Under its updated schedule, the CDC continues to routinely recommend vaccines that protect against what HHS called the “most serious” childhood diseases.

These include measles-mumps-rubella (MMR), polio, pertussis, tetanus, diphtheria, Haemophilus influenzae type B (Hib), pneumococcal disease and varicella (chickenpox).

The CDC also continues to recommend the human papillomavirus (HPV) vaccine, but the recommendation will be for one, not two doses. In 2016, the CDC changed its recommendation from three doses of the HPV vaccine to two doses a decade after the vaccine’s initial approval.

In a Jan. 13 letter published in JAMA, former CDC Director Rochelle Walensky and other pharma-friendly public health officials acknowledged that it may no longer work for doctors to presume that parents will want to vaccinate their child.

A “presumptive” approach is more effective at getting high vaccine uptake than a “participatory” approach, according to research compiled by the AAP.

For instance, a doctor using the presumptive approach might say, “Today your child is due for two vaccines. We will be giving MMR and varicella.”

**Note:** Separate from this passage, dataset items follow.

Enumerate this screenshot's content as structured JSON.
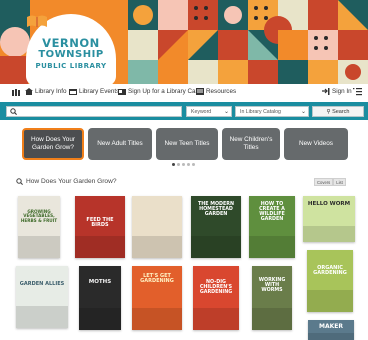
{
  "colors": {
    "accent": "#1a8da0",
    "banner_orange": "#f28a2a",
    "tile_bg": "#666a6c",
    "tile_active_border": "#f07f1a"
  },
  "logo": {
    "line1": "VERNON",
    "line2": "TOWNSHIP",
    "line3": "PUBLIC LIBRARY",
    "icon": "open-book-icon"
  },
  "nav": {
    "items": [
      {
        "label": "Library Info",
        "icon": "library-icon"
      },
      {
        "label": "Library Events",
        "icon": "calendar-icon"
      },
      {
        "label": "Sign Up for a Library Card",
        "icon": "card-icon"
      },
      {
        "label": "Resources",
        "icon": "resources-icon"
      }
    ],
    "sign_in": "Sign In",
    "sign_in_icon": "sign-in-icon",
    "menu_icon": "menu-icon"
  },
  "search": {
    "value": "",
    "type_select": "Keyword",
    "scope_select": "In Library Catalog",
    "button": "Search"
  },
  "carousel": {
    "tiles": [
      {
        "label": "How Does Your Garden Grow?",
        "active": true
      },
      {
        "label": "New Adult Titles",
        "active": false
      },
      {
        "label": "New Teen Titles",
        "active": false
      },
      {
        "label": "New Children's Titles",
        "active": false
      },
      {
        "label": "New Videos",
        "active": false
      }
    ],
    "dots": 5,
    "current": 0
  },
  "section": {
    "title": "How Does Your Garden Grow?",
    "view_options": [
      "Covers",
      "List"
    ]
  },
  "books": [
    {
      "title": "GROWING VEGETABLES, HERBS & FRUIT",
      "bg": "#e9e6dc",
      "fg": "#3f6b2a"
    },
    {
      "title": "FEED THE BIRDS",
      "bg": "#b7342a",
      "fg": "#ffffff"
    },
    {
      "title": "",
      "bg": "#eadfc9",
      "fg": "#7a5a2e"
    },
    {
      "title": "THE MODERN HOMESTEAD GARDEN",
      "bg": "#2f4a2a",
      "fg": "#ffffff"
    },
    {
      "title": "HOW TO CREATE A WILDLIFE GARDEN",
      "bg": "#5f8f3e",
      "fg": "#ffffff"
    },
    {
      "title": "HELLO WORM",
      "bg": "#cfe3a0",
      "fg": "#2d2d2d"
    },
    {
      "title": "GARDEN ALLIES",
      "bg": "#e7ece6",
      "fg": "#3b5d6b"
    },
    {
      "title": "MOTHS",
      "bg": "#2a2a2a",
      "fg": "#f2f2f2"
    },
    {
      "title": "LET'S GET GARDENING",
      "bg": "#e25f2b",
      "fg": "#fff3c4"
    },
    {
      "title": "NO-DIG CHILDREN'S GARDENING",
      "bg": "#d9472f",
      "fg": "#ffffff"
    },
    {
      "title": "WORKING WITH WORMS",
      "bg": "#6a7d4a",
      "fg": "#ffffff"
    },
    {
      "title": "ORGANIC GARDENING",
      "bg": "#a8c45a",
      "fg": "#ffffff"
    },
    {
      "title": "MAKER",
      "bg": "#5b7a8c",
      "fg": "#ffffff"
    }
  ]
}
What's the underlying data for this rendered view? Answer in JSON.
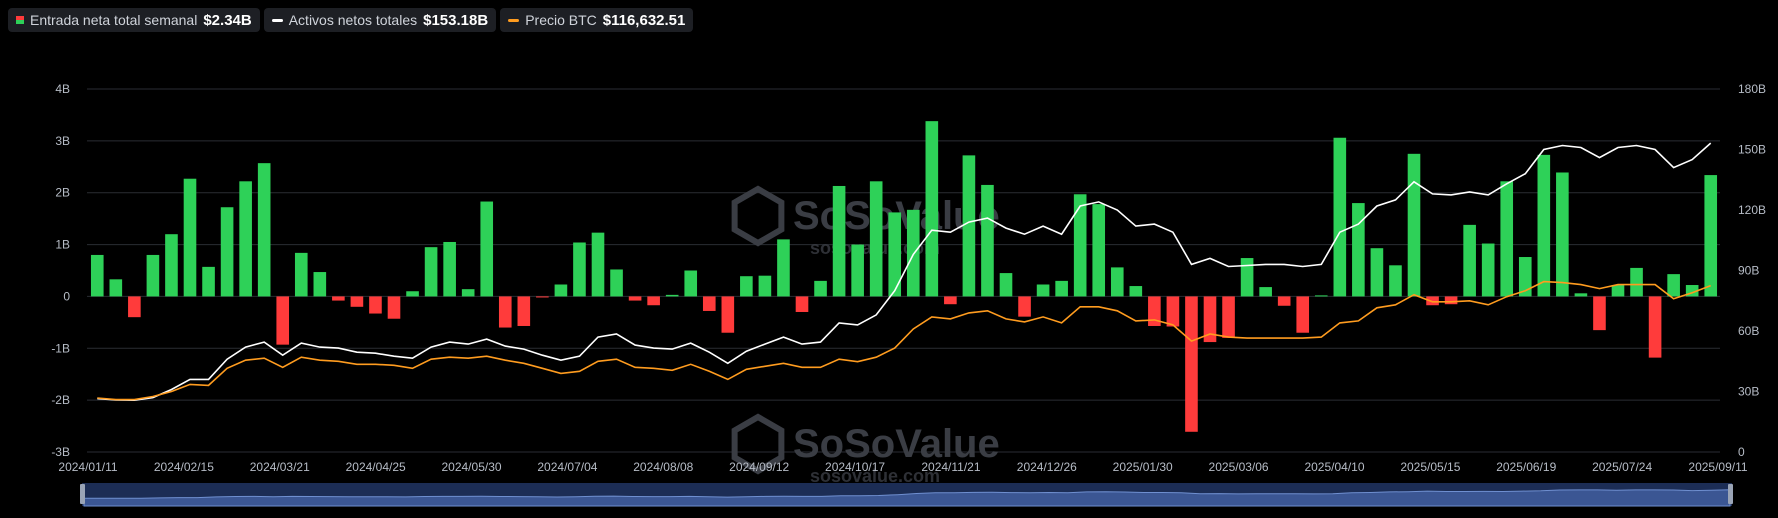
{
  "legend": {
    "inflow_label": "Entrada neta total semanal",
    "inflow_value": "$2.34B",
    "assets_label": "Activos netos totales",
    "assets_value": "$153.18B",
    "price_label": "Precio BTC",
    "price_value": "$116,632.51"
  },
  "watermark": {
    "text": "SoSoValue",
    "subtext": "sosovalue.com"
  },
  "colors": {
    "positive": "#2ed158",
    "negative": "#ff3b3b",
    "assets_line": "#ffffff",
    "price_line": "#ff9c1f"
  },
  "chart_data": {
    "type": "bar",
    "x_ticks": [
      "2024/01/11",
      "2024/02/15",
      "2024/03/21",
      "2024/04/25",
      "2024/05/30",
      "2024/07/04",
      "2024/08/08",
      "2024/09/12",
      "2024/10/17",
      "2024/11/21",
      "2024/12/26",
      "2025/01/30",
      "2025/03/06",
      "2025/04/10",
      "2025/05/15",
      "2025/06/19",
      "2025/07/24",
      "2025/09/11"
    ],
    "y_left": {
      "ticks": [
        "4B",
        "3B",
        "2B",
        "1B",
        "0",
        "-1B",
        "-2B",
        "-3B"
      ],
      "range": [
        -3,
        4
      ],
      "unit": "B"
    },
    "y_right": {
      "ticks": [
        "180B",
        "150B",
        "120B",
        "90B",
        "60B",
        "30B",
        "0"
      ],
      "range": [
        0,
        180
      ],
      "unit": "B"
    },
    "grid": true,
    "legend_position": "top-left",
    "series": [
      {
        "name": "Entrada neta total semanal",
        "type": "bar",
        "axis": "left",
        "values": [
          0.8,
          0.33,
          -0.4,
          0.8,
          1.2,
          2.27,
          0.57,
          1.72,
          2.22,
          2.57,
          -0.93,
          0.84,
          0.47,
          -0.08,
          -0.2,
          -0.33,
          -0.43,
          0.1,
          0.95,
          1.05,
          0.14,
          1.83,
          -0.6,
          -0.57,
          -0.02,
          0.23,
          1.04,
          1.23,
          0.52,
          -0.08,
          -0.17,
          0.03,
          0.5,
          -0.28,
          -0.7,
          0.39,
          0.4,
          1.1,
          -0.3,
          0.3,
          2.13,
          1.0,
          2.22,
          1.62,
          1.67,
          3.38,
          -0.15,
          2.72,
          2.15,
          0.45,
          -0.39,
          0.23,
          0.3,
          1.97,
          1.78,
          0.56,
          0.2,
          -0.57,
          -0.58,
          -2.61,
          -0.88,
          -0.8,
          0.74,
          0.18,
          -0.18,
          -0.7,
          0.02,
          3.06,
          1.8,
          0.93,
          0.6,
          2.75,
          -0.17,
          -0.15,
          1.38,
          1.02,
          2.22,
          0.76,
          2.73,
          2.39,
          0.06,
          -0.65,
          0.22,
          0.55,
          -1.18,
          0.43,
          0.22,
          2.34
        ]
      },
      {
        "name": "Activos netos totales",
        "type": "line",
        "axis": "right",
        "values": [
          26.5,
          25.8,
          25.7,
          27,
          31,
          36,
          36,
          46,
          52,
          54.5,
          48,
          54,
          52,
          51.5,
          49.5,
          49,
          47.5,
          46.5,
          52,
          54.5,
          53.5,
          56,
          52.5,
          51,
          48,
          45.5,
          47.5,
          57,
          58.5,
          53,
          51.5,
          51,
          54,
          49.5,
          44,
          50,
          53.5,
          57,
          53.5,
          54.5,
          64,
          63,
          68,
          80,
          98,
          110,
          109,
          114,
          116,
          111,
          108,
          112,
          108,
          122,
          124,
          120,
          112,
          113,
          109,
          93,
          96,
          92,
          92.5,
          93,
          93,
          92,
          93,
          109,
          113,
          122,
          125,
          134,
          128,
          127.5,
          129,
          127.5,
          133,
          138,
          150,
          152,
          151,
          146,
          151,
          152,
          150,
          141,
          145,
          153.18
        ]
      },
      {
        "name": "Precio BTC",
        "type": "line",
        "axis": "right",
        "values": [
          26.8,
          26,
          26,
          27.5,
          30,
          33.5,
          33,
          41.5,
          45.5,
          46.5,
          42,
          47,
          45.5,
          45,
          43.5,
          43.5,
          43,
          41.5,
          46,
          47,
          46.5,
          47.5,
          45.5,
          44,
          41.5,
          39,
          40,
          45,
          46,
          42,
          41.5,
          40.5,
          43.5,
          40,
          36,
          41,
          42.5,
          44,
          42,
          42,
          46,
          44.8,
          47,
          51.5,
          61,
          67,
          66,
          69,
          70,
          66,
          64.5,
          67,
          64,
          72,
          72,
          70,
          65,
          65.5,
          63,
          55,
          58.5,
          57,
          56.5,
          56.5,
          56.5,
          56.5,
          57,
          64,
          65,
          71.5,
          73,
          78,
          74.5,
          74.5,
          75,
          73,
          77,
          80,
          84.5,
          84,
          83,
          81,
          83,
          83,
          83,
          76,
          79,
          82.5
        ]
      }
    ]
  }
}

A doctor using the participatory approach might ask, “Do you want to vaccinate your child today?”

Walensky and her co-authors believe the changes have “sowed confusion, fear and uncertainty” among doctors and parents. Doctors “may now encounter greater surprise or resistance from parents who have heard that the vaccines in question are no longer CDC-recommended.”

Dr. Monique Yohanan, senior fellow for health policy at Independent Women, told The Defender in an earlier interview that the decision to change the federal vaccination guidelines was bound to be controversial, but “sometimes you just need to pull off the bandaid.”

The CDC “did it in a way that aligns with immunology, it aligns with the best evidence, it aligns with what is really a way to protect communities and minimize the exposure of children to vaccines that they just don’t need,” Yohanan said.